Restaurants Roasting People Who Gave Them Negative Yelp Reviews (25 Pics)
Tonight's Jeopardy categories were "Star Trek, Action Figures, Dinner For One, In Need of a Date, Still Living With Mom & Dad, You Have No Life." Beginning to think my life is the Truman Show.
He looked at me like he has never had a girl throw up on him before.
I love how you are more concerned with what i call my penis than the fact i wanna bone some high school chicks
Out of all the things I've put my penis in, this seems the most unfortunate.
Her hair goes down to her lower back and nobody was there to held it back for her. She looked like chewbacca dipped in vomit.

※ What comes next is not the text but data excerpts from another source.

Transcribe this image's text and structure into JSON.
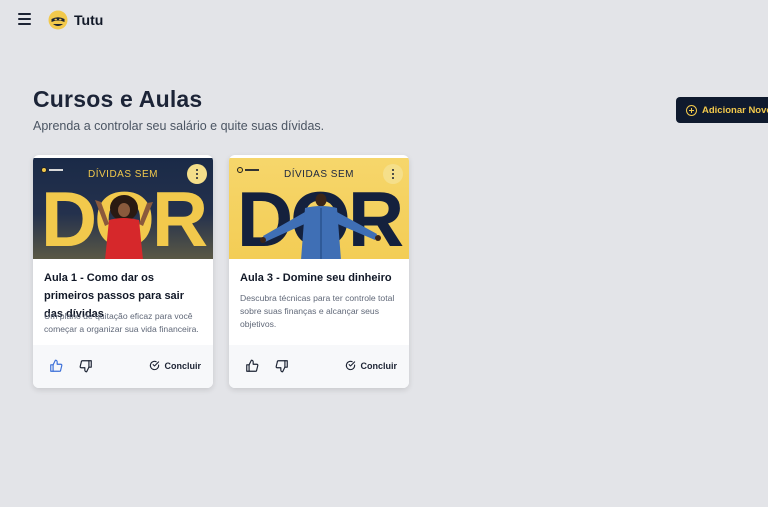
{
  "app": {
    "name": "Tutu"
  },
  "header": {
    "title": "Cursos e Aulas",
    "subtitle": "Aprenda a controlar seu salário e quite suas dívidas.",
    "add_button_label": "Adicionar Novo C"
  },
  "cards": [
    {
      "thumbnail_heading": "DÍVIDAS SEM",
      "thumbnail_word": "DOR",
      "title": "Aula 1 - Como dar os primeiros passos para sair das dívidas",
      "description": "Um plano de quitação eficaz para você começar a organizar sua vida financeira.",
      "conclude_label": "Concluir"
    },
    {
      "thumbnail_heading": "DÍVIDAS SEM",
      "thumbnail_word": "DOR",
      "title": "Aula 3 - Domine seu dinheiro",
      "description": "Descubra técnicas para ter controle total sobre suas finanças e alcançar seus objetivos.",
      "conclude_label": "Concluir"
    }
  ],
  "colors": {
    "background": "#e3e4e8",
    "accent": "#f2c94c",
    "primary_dark": "#0f1a2e",
    "like_icon": "#3b6fd8"
  },
  "icons": {
    "menu": "hamburger-icon",
    "logo": "ninja-logo-icon",
    "add": "plus-circle-icon",
    "more": "more-vertical-icon",
    "like": "thumbs-up-icon",
    "dislike": "thumbs-down-icon",
    "conclude": "check-circle-icon"
  }
}
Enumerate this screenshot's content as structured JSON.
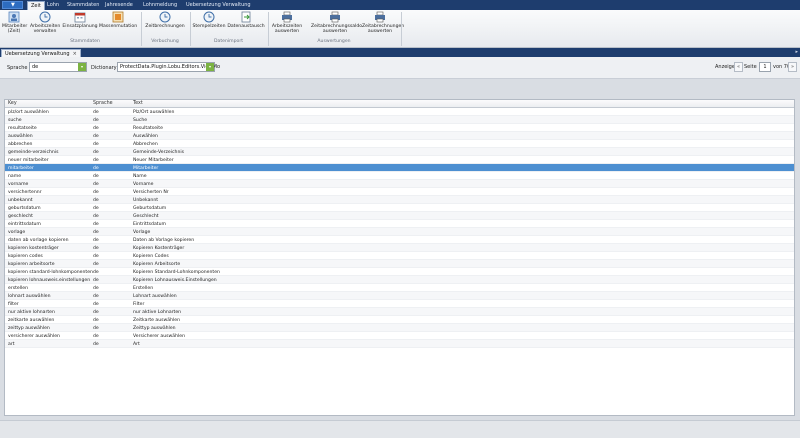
{
  "app_button": "▼",
  "tabs": [
    "Zeit",
    "Lohn",
    "Stammdaten",
    "Jahresende",
    "Lohnmeldung",
    "Uebersetzung Verwaltung"
  ],
  "ribbon": {
    "buttons": [
      {
        "label": "Mitarbeiter\n(Zeit)",
        "icon": "employee-icon"
      },
      {
        "label": "Arbeitszeiten\nverwalten",
        "icon": "clock-icon"
      },
      {
        "label": "Einsatzplanung",
        "icon": "calendar-icon"
      },
      {
        "label": "Massenmutation",
        "icon": "mass-mutation-icon"
      },
      {
        "label": "Zeitbrechnungen",
        "icon": "clock-icon"
      },
      {
        "label": "Stempelzeiten",
        "icon": "clock-icon"
      },
      {
        "label": "Datenaustausch",
        "icon": "data-exchange-icon"
      },
      {
        "label": "Arbeitszeiten\nauswerten",
        "icon": "printer-icon"
      },
      {
        "label": "Zeitabrechnungssaldo\nauswerten",
        "icon": "printer-icon"
      },
      {
        "label": "Zeitabrechnungen\nauswerten",
        "icon": "printer-icon"
      }
    ],
    "groups": [
      "Stammdaten",
      "Verbuchung",
      "Datenimport",
      "Auswertungen"
    ]
  },
  "doc_tab": {
    "label": "Uebersetzung Verwaltung",
    "close": "×"
  },
  "strip_arrow": "▸",
  "filter": {
    "sprache_label": "Sprache",
    "sprache_value": "de",
    "dictionary_label": "Dictionary",
    "dictionary_value": "ProtectData.Plugin.Lobu.Editors.ViewMo",
    "dropdown_glyph": "▾"
  },
  "pager": {
    "anzeige": "Anzeige",
    "prev": "«",
    "page_label": "Seite",
    "page": "1",
    "of": "von 70",
    "next": "»"
  },
  "grid": {
    "headers": [
      "Key",
      "Sprache",
      "Text"
    ],
    "rows": [
      [
        "plz/ort auswählen",
        "de",
        "Plz/Ort auswählen"
      ],
      [
        "suche",
        "de",
        "Suche"
      ],
      [
        "resultatseite",
        "de",
        "Resultatseite"
      ],
      [
        "auswählen",
        "de",
        "Auswählen"
      ],
      [
        "abbrechen",
        "de",
        "Abbrechen"
      ],
      [
        "gemeinde-verzeichnis",
        "de",
        "Gemeinde-Verzeichnis"
      ],
      [
        "neuer mitarbeiter",
        "de",
        "Neuer Mitarbeiter"
      ],
      [
        "mitarbeiter",
        "de",
        "Mitarbeiter"
      ],
      [
        "name",
        "de",
        "Name"
      ],
      [
        "vorname",
        "de",
        "Vorname"
      ],
      [
        "versichertennr",
        "de",
        "Versicherten Nr"
      ],
      [
        "unbekannt",
        "de",
        "Unbekannt"
      ],
      [
        "geburtsdatum",
        "de",
        "Geburtsdatum"
      ],
      [
        "geschlecht",
        "de",
        "Geschlecht"
      ],
      [
        "eintrittsdatum",
        "de",
        "Eintrittsdatum"
      ],
      [
        "vorlage",
        "de",
        "Vorlage"
      ],
      [
        "daten ab vorlage kopieren",
        "de",
        "Daten ab Vorlage kopieren"
      ],
      [
        "kopieren kostenträger",
        "de",
        "Kopieren Kostenträger"
      ],
      [
        "kopieren codes",
        "de",
        "Kopieren Codes"
      ],
      [
        "kopieren arbeitsorte",
        "de",
        "Kopieren Arbeitsorte"
      ],
      [
        "kopieren standard-lohnkomponenten",
        "de",
        "Kopieren Standard-Lohnkomponenten"
      ],
      [
        "kopieren lohnausweis.einstellungen",
        "de",
        "Kopieren Lohnausweis.Einstellungen"
      ],
      [
        "erstellen",
        "de",
        "Erstellen"
      ],
      [
        "lohnart auswählen",
        "de",
        "Lohnart auswählen"
      ],
      [
        "filter",
        "de",
        "Filter"
      ],
      [
        "nur aktive lohnarten",
        "de",
        "nur aktive Lohnarten"
      ],
      [
        "zeitkarte auswählen",
        "de",
        "Zeitkarte auswählen"
      ],
      [
        "zeittyp auswählen",
        "de",
        "Zeittyp auswählen"
      ],
      [
        "versicherer auswählen",
        "de",
        "Versicherer auswählen"
      ],
      [
        "art",
        "de",
        "Art"
      ]
    ],
    "selected_index": 7
  }
}
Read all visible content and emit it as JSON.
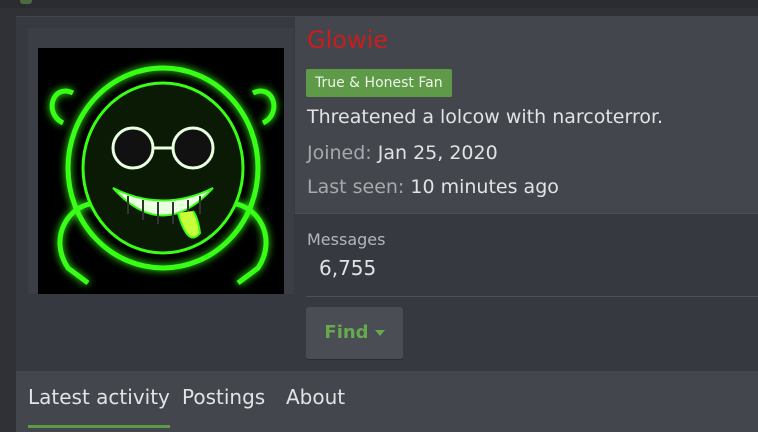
{
  "profile": {
    "username": "Glowie",
    "badge": "True & Honest Fan",
    "bio": "Threatened a lolcow with narcoterror.",
    "joined_label": "Joined:",
    "joined_value": "Jan 25, 2020",
    "last_seen_label": "Last seen:",
    "last_seen_value": "10 minutes ago"
  },
  "stats": {
    "messages_label": "Messages",
    "messages_value": "6,755"
  },
  "actions": {
    "find_label": "Find"
  },
  "tabs": [
    {
      "label": "Latest activity",
      "active": true
    },
    {
      "label": "Postings",
      "active": false
    },
    {
      "label": "About",
      "active": false
    }
  ],
  "colors": {
    "username": "#c81e1e",
    "accent": "#5f9a49",
    "avatar_glow": "#39ff14"
  }
}
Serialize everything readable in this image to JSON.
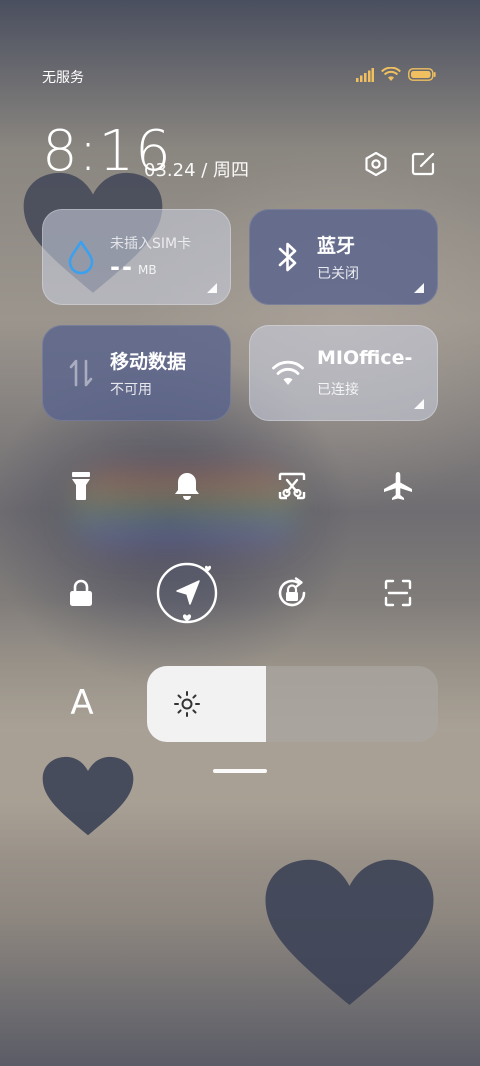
{
  "status_bar": {
    "carrier": "无服务",
    "signal_icon": "signal-bars-icon",
    "wifi_icon": "wifi-icon",
    "battery_icon": "battery-icon",
    "battery_color": "#f0c060"
  },
  "header": {
    "time": "8:16",
    "date": "03.24 / 周四",
    "settings_icon": "settings-hex-icon",
    "edit_icon": "edit-icon"
  },
  "tiles": {
    "sim": {
      "title": "未插入SIM卡",
      "value": "--",
      "unit": "MB",
      "icon": "water-drop-icon",
      "accent": "#3aa0f0"
    },
    "bluetooth": {
      "title": "蓝牙",
      "subtitle": "已关闭",
      "icon": "bluetooth-icon"
    },
    "mobile_data": {
      "title": "移动数据",
      "subtitle": "不可用",
      "icon": "data-arrows-icon"
    },
    "wifi": {
      "title": "MIOffice-",
      "subtitle": "已连接",
      "icon": "wifi-icon"
    }
  },
  "toggles_row1": [
    {
      "icon": "flashlight-icon"
    },
    {
      "icon": "bell-icon"
    },
    {
      "icon": "screenshot-icon"
    },
    {
      "icon": "airplane-icon"
    }
  ],
  "toggles_row2": [
    {
      "icon": "lock-icon"
    },
    {
      "icon": "location-icon"
    },
    {
      "icon": "rotation-lock-icon"
    },
    {
      "icon": "scan-icon"
    }
  ],
  "brightness": {
    "auto_label": "A",
    "level": 0.41,
    "icon": "sun-icon"
  }
}
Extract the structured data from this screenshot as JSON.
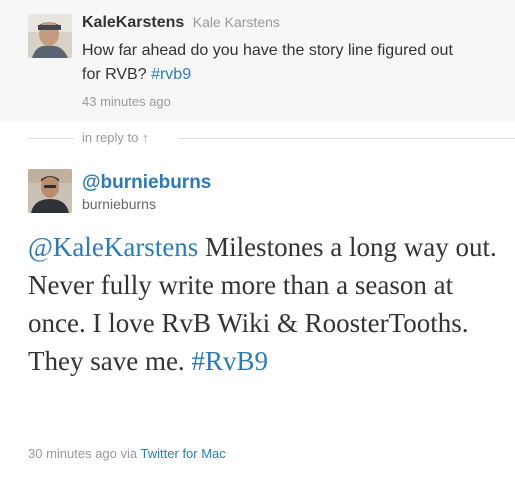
{
  "in_reply_to_tweet": {
    "screen_name": "KaleKarstens",
    "full_name": "Kale Karstens",
    "text_plain": "How far ahead do you have the story line figured out for RVB?",
    "hashtag": "#rvb9",
    "time_ago": "43 minutes ago"
  },
  "divider": {
    "label": "in reply to",
    "arrow": "↑"
  },
  "main_tweet": {
    "handle": "@burnieburns",
    "username": "burnieburns",
    "mention": "@KaleKarstens",
    "text_plain": "Milestones a long way out. Never fully write more than a season at once. I love RvB Wiki & RoosterTooths. They save me.",
    "hashtag": "#RvB9",
    "time_ago": "30 minutes ago",
    "via_label": "via",
    "client": "Twitter for Mac"
  },
  "colors": {
    "link": "#2b7bb9",
    "text": "#333333",
    "muted": "#999999",
    "reply_background": "#f7f7f7"
  }
}
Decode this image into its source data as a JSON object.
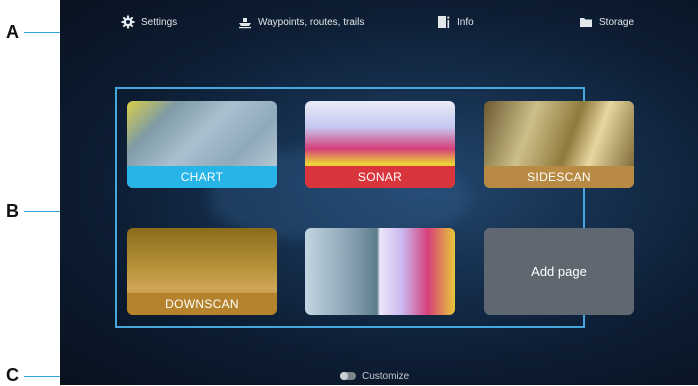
{
  "callouts": {
    "a": "A",
    "b": "B",
    "c": "C"
  },
  "top_bar": {
    "settings": {
      "label": "Settings",
      "icon": "gear-icon"
    },
    "waypoints": {
      "label": "Waypoints, routes, trails",
      "icon": "boat-icon"
    },
    "info": {
      "label": "Info",
      "icon": "info-icon"
    },
    "storage": {
      "label": "Storage",
      "icon": "folder-icon"
    }
  },
  "pages": {
    "chart": "CHART",
    "sonar": "SONAR",
    "sidescan": "SIDESCAN",
    "downscan": "DOWNSCAN",
    "add_page": "Add page"
  },
  "footer": {
    "customize": "Customize",
    "toggle_icon": "toggle-icon"
  },
  "colors": {
    "accent": "#45a8dc",
    "chart": "#27b4e6",
    "sonar": "#d8353d",
    "sidescan": "#b88a44",
    "downscan": "#b4832b",
    "add_page": "#5f6871"
  }
}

Woman Posts Harassing DMs From Creep Online, Now He’s Upset Because People Told His Mom
There's always a certain something about a day that begins with your panties in your purse.
I need to make a new year's resolution to only pee in toilets. And it needs to start happening before the new year.
someone needs to name a hurricane after you
Hey I consider Sunday's trip to the ER a success. You're alive and now you know for sure you're not pregnant. I got my highest ever Tetris score. Wins all around.
You hit your head and proceeded to fall in the floor, curl up in my lap and make me rock you like a small infant. I was beginning to worry until you started to sing "Rock me momma like a wagon wheel".
Is it bad that whip cream tastes like sex to me?